Proprietary Plugin License Agreement

Effective Date: 09-22-2025
Licensor: Shane Lambert
Licensee: RiverRail (and its affiliated entities)

1. Grant of License

Shane Lambert (“Licensor”) hereby grants RiverRail (“Licensee”) a non-exclusive, non-transferable, non-sublicensable license to use the proprietary WordPress plugins (“Software”) developed by Licensor for RiverRail’s internal business operations, including but not limited to website functionality, ecommerce, branding, and customer engagement.

This license is limited to the specific plugins delivered by Licensor to Licensee and does not extend to any other software, tools, or code not explicitly included in the delivery package.

2. Scope of Use

Licensee may:

  • Install and operate the Software on RiverRail-owned or RiverRail-managed WordPress installations.
  • Modify plugin settings and configurations as permitted through the plugin’s user interface.
  • Use the Software for commercial purposes solely within RiverRail’s business ecosystem.

Licensee may not:

  • Reverse engineer, decompile, or disassemble the Software.
  • Resell, redistribute, or sublicense the Software to any third party.
  • Use the Software outside of RiverRail’s owned or operated domains or digital properties.
  • Remove or alter any copyright, trademark, or proprietary notices embedded in the Software.

3. Ownership and Intellectual Property

All rights, title, and interest in and to the Software—including all source code, design elements, documentation, and derivative works—remain exclusively with Shane Lambert. This license does not constitute a sale of the Software or any intellectual property rights therein.

Licensee acknowledges that the Software is the result of original creative and technical work by Licensor, and agrees not to claim ownership or authorship of the Software or any part thereof.

4. Customization and Derivative Works

Any customization, enhancement, or derivative work created by Licensee based on the Software shall be considered a work for hire and shall remain the sole property of Licensor unless otherwise agreed in writing.

Licensee may request modifications or feature additions, which may be subject to additional development fees and a separate agreement.

5. Support and Maintenance

Licensor may provide support and maintenance services for the Software at his discretion or under a separate service agreement. Unless otherwise agreed:

  • Bug fixes and compatibility updates may be provided for up to 12 months from the delivery date.
  • Feature enhancements or major version upgrades are not included under this license.

Licensee is responsible for ensuring compatibility with WordPress core updates and third-party plugins unless support is explicitly contracted.

6. Confidentiality

Licensee agrees to treat the Software and any related documentation, source code, or technical information as confidential. Licensee shall not disclose, distribute, or make available any part of the Software to any third party without prior written consent from Licensor.

7. Warranty Disclaimer

The Software is provided “as is” without warranty of any kind, express or implied. Licensor disclaims all warranties, including but not limited to:

  • Merchantability
  • Fitness for a particular purpose
  • Non-infringement
  • Compatibility with future WordPress versions or third-party plugins

Licensee assumes all risks associated with the installation and use of the Software.

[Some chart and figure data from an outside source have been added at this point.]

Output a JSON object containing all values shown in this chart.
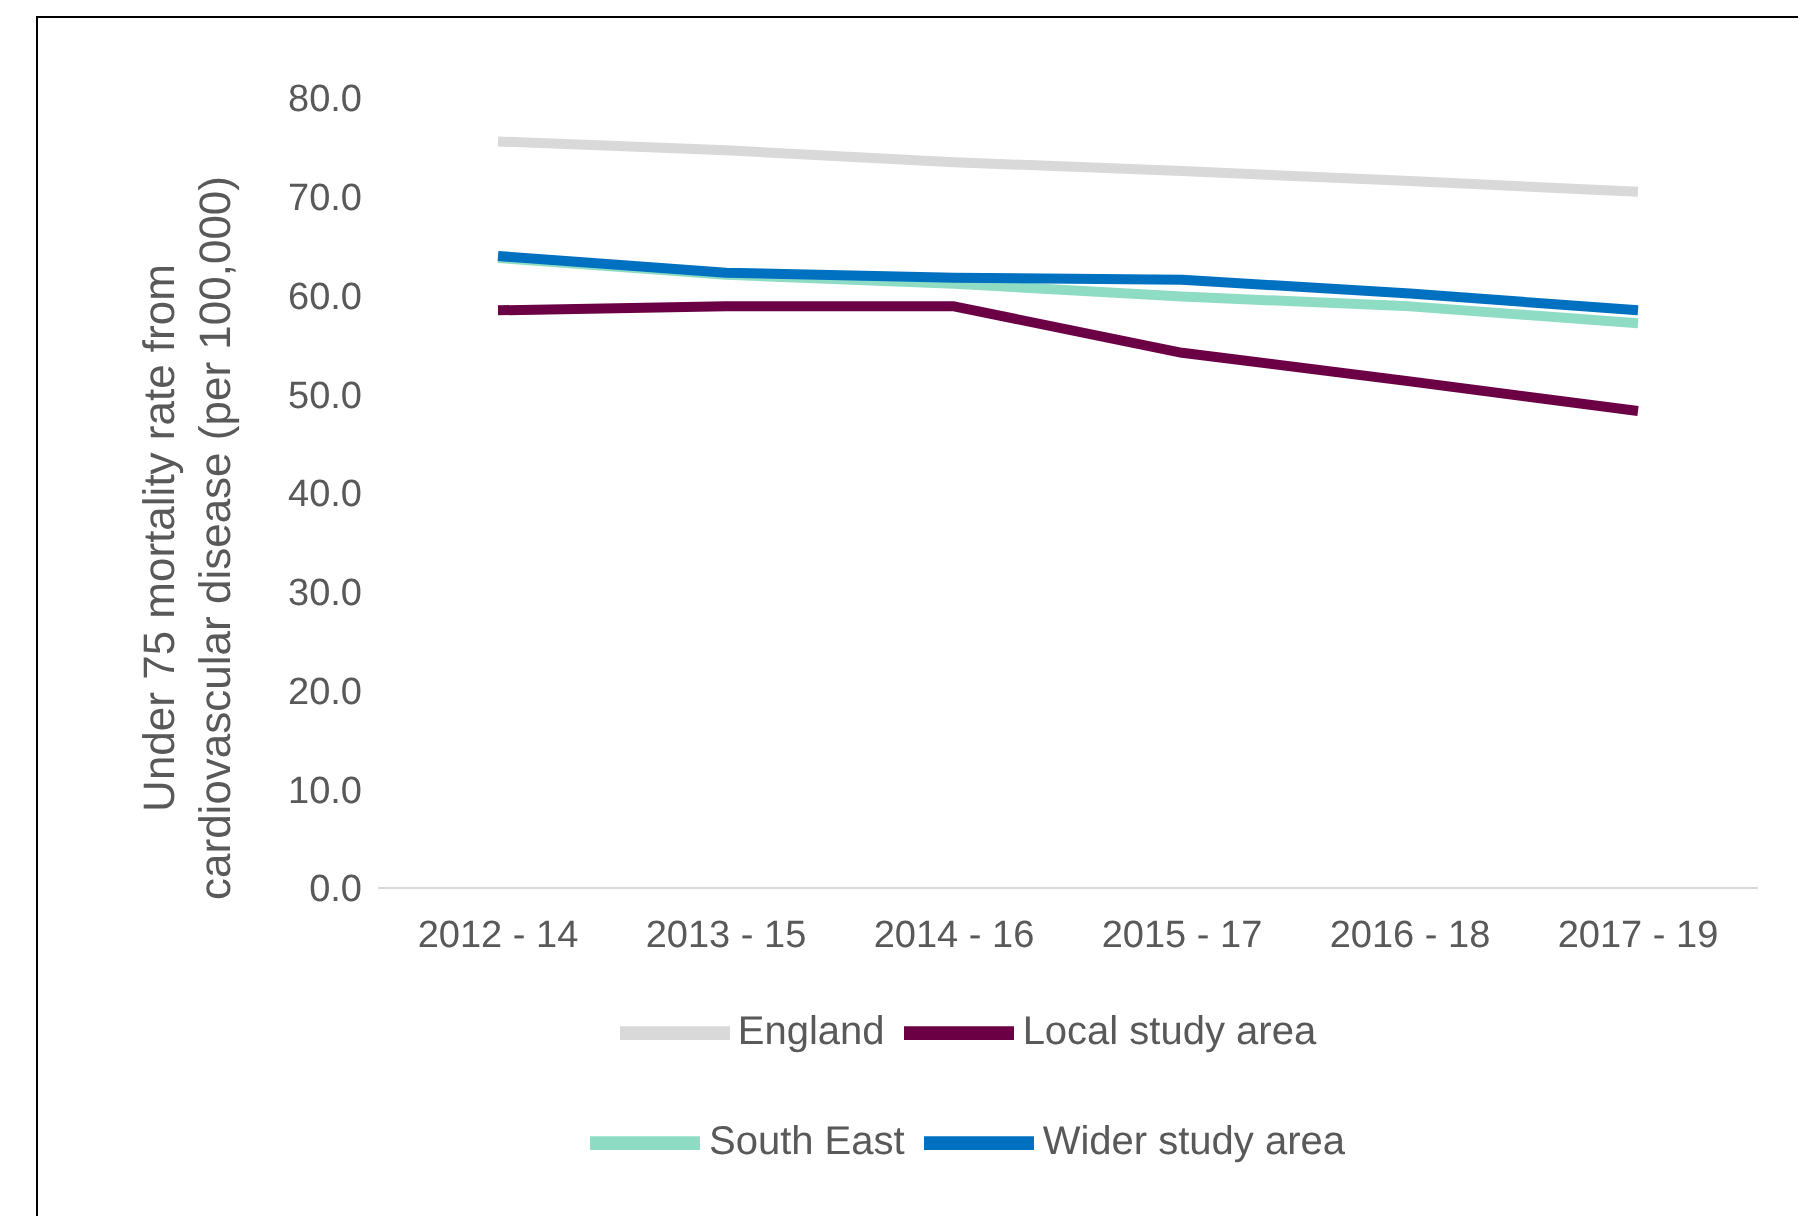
{
  "chart_data": {
    "type": "line",
    "ylabel": "Under 75 mortality rate from cardiovascular disease (per 100,000)",
    "categories": [
      "2012 - 14",
      "2013 - 15",
      "2014 - 16",
      "2015 - 17",
      "2016 - 18",
      "2017 - 19"
    ],
    "series": [
      {
        "name": "Local study area",
        "color": "#6b0044",
        "values": [
          58.5,
          58.9,
          58.9,
          54.2,
          51.3,
          48.3
        ]
      },
      {
        "name": "Wider study area",
        "color": "#0070c0",
        "values": [
          64.0,
          62.3,
          61.8,
          61.6,
          60.2,
          58.5
        ]
      },
      {
        "name": "South East",
        "color": "#8fdcc4",
        "values": [
          63.8,
          62.1,
          61.2,
          59.9,
          58.9,
          57.2
        ]
      },
      {
        "name": "England",
        "color": "#d9d9d9",
        "values": [
          75.6,
          74.7,
          73.5,
          72.6,
          71.6,
          70.5
        ]
      }
    ],
    "ylim": [
      0,
      80
    ],
    "yticks": [
      {
        "value": 0,
        "label": "0.0"
      },
      {
        "value": 10,
        "label": "10.0"
      },
      {
        "value": 20,
        "label": "20.0"
      },
      {
        "value": 30,
        "label": "30.0"
      },
      {
        "value": 40,
        "label": "40.0"
      },
      {
        "value": 50,
        "label": "50.0"
      },
      {
        "value": 60,
        "label": "60.0"
      },
      {
        "value": 70,
        "label": "70.0"
      },
      {
        "value": 80,
        "label": "80.0"
      }
    ],
    "grid": false,
    "legend": "bottom",
    "marker": "none",
    "line_style": "solid"
  }
}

8. Limitation of Liability

To the maximum extent permitted by law, Licensor shall not be liable for any indirect, incidental, special, or consequential damages arising out of or related to the use or inability to use the Software, including but not limited to:

  • Loss of revenue or profits
  • Website downtime or data loss
  • Security breaches or plugin conflicts

Licensor’s total liability under this agreement shall not exceed the total amount paid by Licensee for the Software.

9. Termination

This license is effective until terminated. It will terminate automatically if Licensee breaches any of its terms. Upon termination:

  • Licensee must cease all use of the Software.
  • Licensee must delete all copies of the Software from its systems.
  • Any continued use of the Software after termination shall constitute infringement of Licensor’s intellectual property rights.

10. Governing Law and Jurisdiction

This agreement shall be governed by and construed in accordance with the laws of the State of Minnesota, without regard to its conflict of law principles. Any disputes arising under this agreement shall be resolved in the courts located in Winona County, Minnesota.

11. Entire Agreement

This license constitutes the entire agreement between Licensor and Licensee regarding the Software and supersedes all prior or contemporaneous communications, whether oral or written.

Any amendments or modifications must be made in writing and signed by both parties.

12. Attribution and Branding

Licensee agrees to retain any visible or embedded attribution to Shane Lambert within the Software unless otherwise agreed. Licensor may include a discreet credit line or branding element within the plugin interface or documentation, provided it does not interfere with Licensee’s branding or user experience.